The social media world is going through a shake-up right now. Just in case anyone wasn’t tracking, the world’s richest man, Elon Musk, just bought Twitter for around $44B. It’s been a little more than a week since the dust settled, and Twitter is undergoing significant changes. Perhaps the most critical change that should concern security professionals is the change to Twitter Blue; more specifically, how Twitter Blue now offers a “verification” checkmark.
For a small fee of $8 a month, Twitter Blue now offers anyone a “verification” checkmark. I’m putting verification in quotes here because it’s unclear, at least to me, if the blue checkmark is still meant to be a verification badge or simply a flair to signify that you pay for Twitter Blue. Before Musk acquired the platform, the blue checkmark was separate from the Twitter Blue subscription service and used to authenticate that users were who they said they were. I could be confident that the person on Twitter named Bill Gates with the blue checkmark was, in fact, Bill Gates. Yes, Twitter had some incidents where people could get verified as someone they weren’t, but those were relatively few in the grand scheme. However, anyone can now “verify” their account for $8 a month, which is a security issue.
Whether we should or not, human nature is to place more inherent trust in people we’ve “verified.” I trust my friends’ opinions more than I trust Wikipedia because I know them, whereas Wikipedia is a void of mostly unknown collaborators. Unfortunately, for many people, that verification mark works the same way. I don’t know John Hammond, but I trust his opinion on malware-related subjects. I’ve seen his videos, and I find his thought process sound and technical acumen up-to-snuff, so when I see a tweet from him on a cybersecurity topic, I generally consider it valid. Millions of people share this same thought pattern, maybe not about John Hammond, but generally about topics that interest them.
With anyone being able to “verify” their Twitter name at any time, and the ability to change Twitter names at any time, it can lead to confusion on who is actually the real person. This week alone, I’ve been confused about whether Elon Musk actually said something at least three times as people are protesting the buyout by changing their name to Elon Musk and “verifying” their account. And this will only get worse as malicious cyber actors leverage this new access to inherent trust in the blue checkmark for their phishing campaigns.
You might be asking yourself, why would an adversary pay for Twitter Blue to phish users? And I think the better question is, why wouldn’t they? $8 a month is cheap to a malicious cyber actor versus the trust value they gain. How many users in your environment will click on any link they see when their favorite Twitter celebrity posts it? How many people will look at the Twitter handle (not the username) to verify that the Handle is correct for the actual person? This new “verification” system is already causing massive confusion. I predict we’ll see a substantial increase in Twitter-based phishing attacks (T1566.003) from “verified” accounts in the coming days to weeks.
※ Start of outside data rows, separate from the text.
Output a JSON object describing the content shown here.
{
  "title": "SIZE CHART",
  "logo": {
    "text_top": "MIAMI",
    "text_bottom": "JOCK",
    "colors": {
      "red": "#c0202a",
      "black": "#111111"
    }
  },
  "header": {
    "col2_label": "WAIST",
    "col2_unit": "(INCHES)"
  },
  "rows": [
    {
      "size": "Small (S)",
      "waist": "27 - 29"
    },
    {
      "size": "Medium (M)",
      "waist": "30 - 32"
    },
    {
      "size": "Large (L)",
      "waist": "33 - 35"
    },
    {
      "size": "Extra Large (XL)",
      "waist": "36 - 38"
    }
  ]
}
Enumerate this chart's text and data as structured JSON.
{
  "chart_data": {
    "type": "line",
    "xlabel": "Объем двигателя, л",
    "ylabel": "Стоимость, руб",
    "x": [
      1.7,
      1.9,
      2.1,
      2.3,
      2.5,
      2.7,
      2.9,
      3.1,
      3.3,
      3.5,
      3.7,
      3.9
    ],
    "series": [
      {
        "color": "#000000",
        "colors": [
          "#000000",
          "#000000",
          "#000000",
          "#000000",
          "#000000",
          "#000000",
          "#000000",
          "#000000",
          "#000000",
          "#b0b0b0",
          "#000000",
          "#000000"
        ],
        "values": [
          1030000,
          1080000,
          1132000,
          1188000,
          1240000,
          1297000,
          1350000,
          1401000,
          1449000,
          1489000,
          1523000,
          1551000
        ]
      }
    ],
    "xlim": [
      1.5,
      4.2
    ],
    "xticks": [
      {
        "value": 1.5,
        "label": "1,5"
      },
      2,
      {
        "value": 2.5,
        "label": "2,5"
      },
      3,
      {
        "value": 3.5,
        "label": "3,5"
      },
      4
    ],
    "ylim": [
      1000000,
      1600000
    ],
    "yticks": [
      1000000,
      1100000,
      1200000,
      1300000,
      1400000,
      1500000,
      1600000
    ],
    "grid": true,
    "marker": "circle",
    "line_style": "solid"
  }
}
Twitter shortens all links on their site to “t.co/” to help with the character limits. This shortened link also obfuscated the actual connection from the end user; however, as defenders, we can use this short link to cut down on phishing attempts through Twitter. Blocking “t.co” through a DNS sinkhole technique (M1021) and thus prevent any click-outs from Twitter.
While we wait for the dust to settle with this social media shake-up and for people’s opinions to change about how much trust they place in the blue checkmark, we can preemptively stop the phishing attacks, which are very likely coming if they haven’t started already.